Après 4 heures, t'en peux plus... ca vibre, ca grince, ca fait mal au cul..! Mais c'est tellement bon la vie de rider! Promis ma blonde, dans 5 ans, j't'embarque en Harley sur la fameuse 66, on bouffera du bitume, des moustiques et des Royal Cheese, la vie sera belle aux Staaaaaaaaaates! J'te promets ma blonde, tu verras, tu verrRRR AHHH Merde un poulet! Bon Tony, arrête de rêvasser, reste concentré... Ca serait dommage de se mettre au tas, comme dirait Ed' la poignée. D'autant qu'il y a pas d'hopital digne de ce nom ici... le plus proche, c'est Bangkok!

Born to ride - born to be wild!Edouard Bracam n'a qu'a bien s'tenir!!!

Retour à Paksé. Dernière nuit dans le sud. Demain soir, nous prenons un bus de nuit direction la capitale, Vientiane. Environ 500 kilomètres, pour... 11 heures de bus! Ca promet. Après le bus teuf teuf pour descendre à l'île de Kong, on s'attend à tout.

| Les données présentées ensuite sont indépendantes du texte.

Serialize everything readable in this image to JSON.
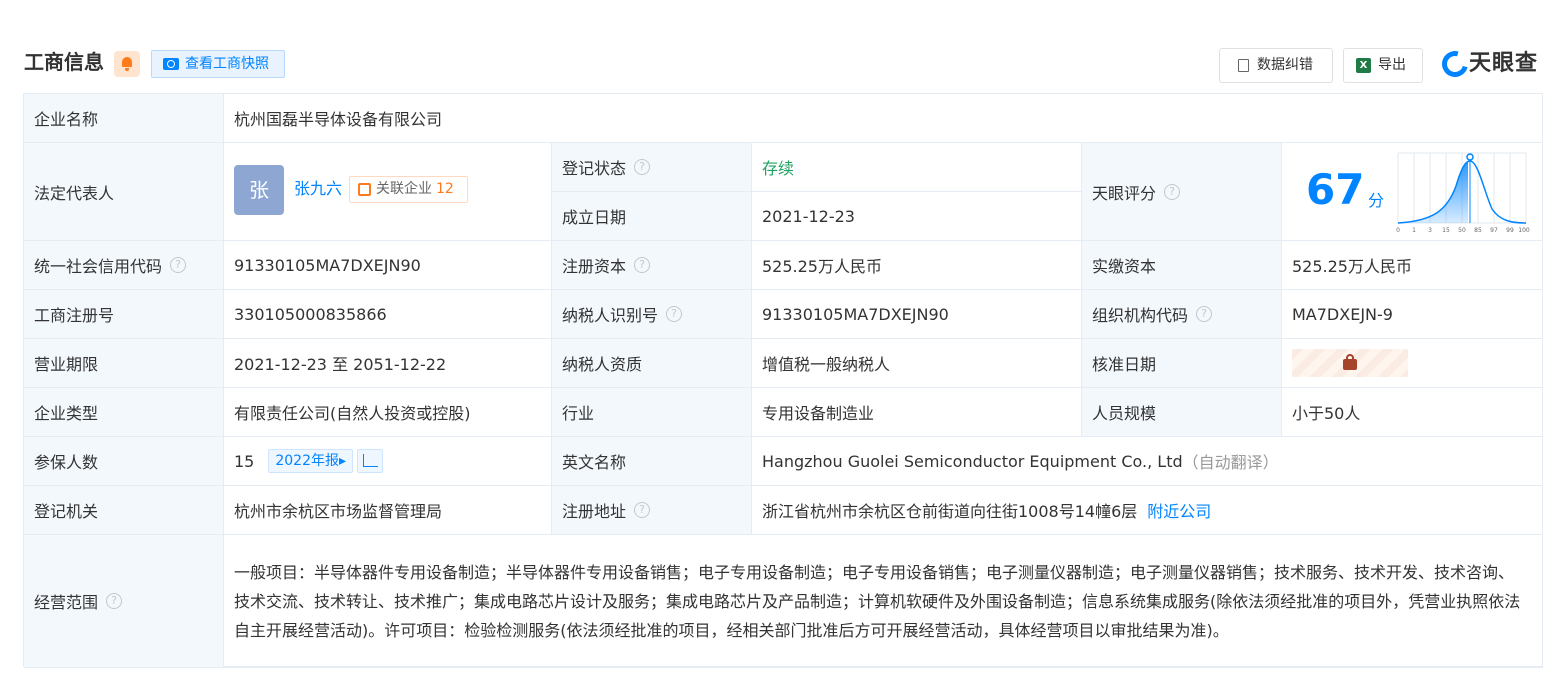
{
  "header": {
    "title": "工商信息",
    "snapshot_btn": "查看工商快照",
    "correct_btn": "数据纠错",
    "export_btn": "导出",
    "export_icon_text": "X",
    "logo": "天眼查"
  },
  "table": {
    "company_name": {
      "label": "企业名称",
      "value": "杭州国磊半导体设备有限公司"
    },
    "legal_rep": {
      "label": "法定代表人",
      "avatar": "张",
      "name": "张九六",
      "related_label": "关联企业",
      "related_count": "12"
    },
    "reg_status": {
      "label": "登记状态",
      "value": "存续"
    },
    "found_date": {
      "label": "成立日期",
      "value": "2021-12-23"
    },
    "tianyan_score": {
      "label": "天眼评分",
      "value": "67",
      "unit": "分",
      "axis_ticks": [
        "0",
        "1",
        "3",
        "15",
        "50",
        "85",
        "97",
        "99",
        "100"
      ]
    },
    "credit_code": {
      "label": "统一社会信用代码",
      "value": "91330105MA7DXEJN90"
    },
    "reg_capital": {
      "label": "注册资本",
      "value": "525.25万人民币"
    },
    "paid_capital": {
      "label": "实缴资本",
      "value": "525.25万人民币"
    },
    "reg_number": {
      "label": "工商注册号",
      "value": "330105000835866"
    },
    "taxpayer_id": {
      "label": "纳税人识别号",
      "value": "91330105MA7DXEJN90"
    },
    "org_code": {
      "label": "组织机构代码",
      "value": "MA7DXEJN-9"
    },
    "biz_term": {
      "label": "营业期限",
      "value": "2021-12-23 至 2051-12-22"
    },
    "taxpayer_qual": {
      "label": "纳税人资质",
      "value": "增值税一般纳税人"
    },
    "approve_date": {
      "label": "核准日期"
    },
    "company_type": {
      "label": "企业类型",
      "value": "有限责任公司(自然人投资或控股)"
    },
    "industry": {
      "label": "行业",
      "value": "专用设备制造业"
    },
    "staff_size": {
      "label": "人员规模",
      "value": "小于50人"
    },
    "insured": {
      "label": "参保人数",
      "value": "15",
      "report_badge": "2022年报▸"
    },
    "english_name": {
      "label": "英文名称",
      "value": "Hangzhou Guolei Semiconductor Equipment Co., Ltd",
      "note": "（自动翻译）"
    },
    "reg_authority": {
      "label": "登记机关",
      "value": "杭州市余杭区市场监督管理局"
    },
    "reg_address": {
      "label": "注册地址",
      "value": "浙江省杭州市余杭区仓前街道向往街1008号14幢6层",
      "nearby": "附近公司"
    },
    "biz_scope": {
      "label": "经营范围",
      "value": "一般项目：半导体器件专用设备制造；半导体器件专用设备销售；电子专用设备制造；电子专用设备销售；电子测量仪器制造；电子测量仪器销售；技术服务、技术开发、技术咨询、技术交流、技术转让、技术推广；集成电路芯片设计及服务；集成电路芯片及产品制造；计算机软硬件及外围设备制造；信息系统集成服务(除依法须经批准的项目外，凭营业执照依法自主开展经营活动)。许可项目：检验检测服务(依法须经批准的项目，经相关部门批准后方可开展经营活动，具体经营项目以审批结果为准)。"
    }
  }
}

A tout... mais certainement pas à CA!

Un véritable bus double étage style Snoop Doggy Dog. Tuné à mort, néons, laser. Une vraie disco mobile à la laotienne! Même en Amérique du sud, on a jamais vu ça! On s'attend presque à voir débarquer les Daft Punk pour un « Around the world » improvisé sur le parking de la gare routière. Et l'intérieur n'a rien à envier à l'extérieur: Pas de siège, mais des couchettes aménagées sur les deux étages.

dans lbus!

Nous nous prenons à rêver: Après 9 mois de voyage, pourrions-nous finalement passer une bonne nuit dans un bus?

C'était sans compter sur la combinaison de trois facteurs critiques:

- Entre Pakse et Ventiane, environ 40% de la route n'est pas de la route, mais de la piste.

- Le terme de « couchette » employé précédemment le fut un peu précipitamment: « planche de bois avec un matelas de plage ukrainien revendu 3 à 4 fois avant d'arriver là » est nettement plus approprié.

- Le haut-parleur situé à 50 cm au dessus de ta tête n'est pas un haut-parleur, mais une bouche d'aération new-yorkaise camouflée, crachant un air refroidi à -19 degrés celsius en plein dans tes sinus.

Enfin arrivés à Vientiane et résultat: dos bloqué pour Claire, crève pour Nanou et Tony, et un répetitif « ca va pas bien » pour Adrien. Nous avons pris chacun une dizaine d'années en 12 heures et tremblons à l'idée de se faire attaquer par une horde de chauffeurs de tuk tuk à la sortie du bus... ce qui ne manque pas d'arriver.

Il est 10 heures du matin, nous trouvons enfin un hôtel où nous reposer après moults allers et retours dans le centre de la capitale laotienne. Nous allons rester deux ou trois jours à Vientiane. Le temps de reprendre du poil de la bête.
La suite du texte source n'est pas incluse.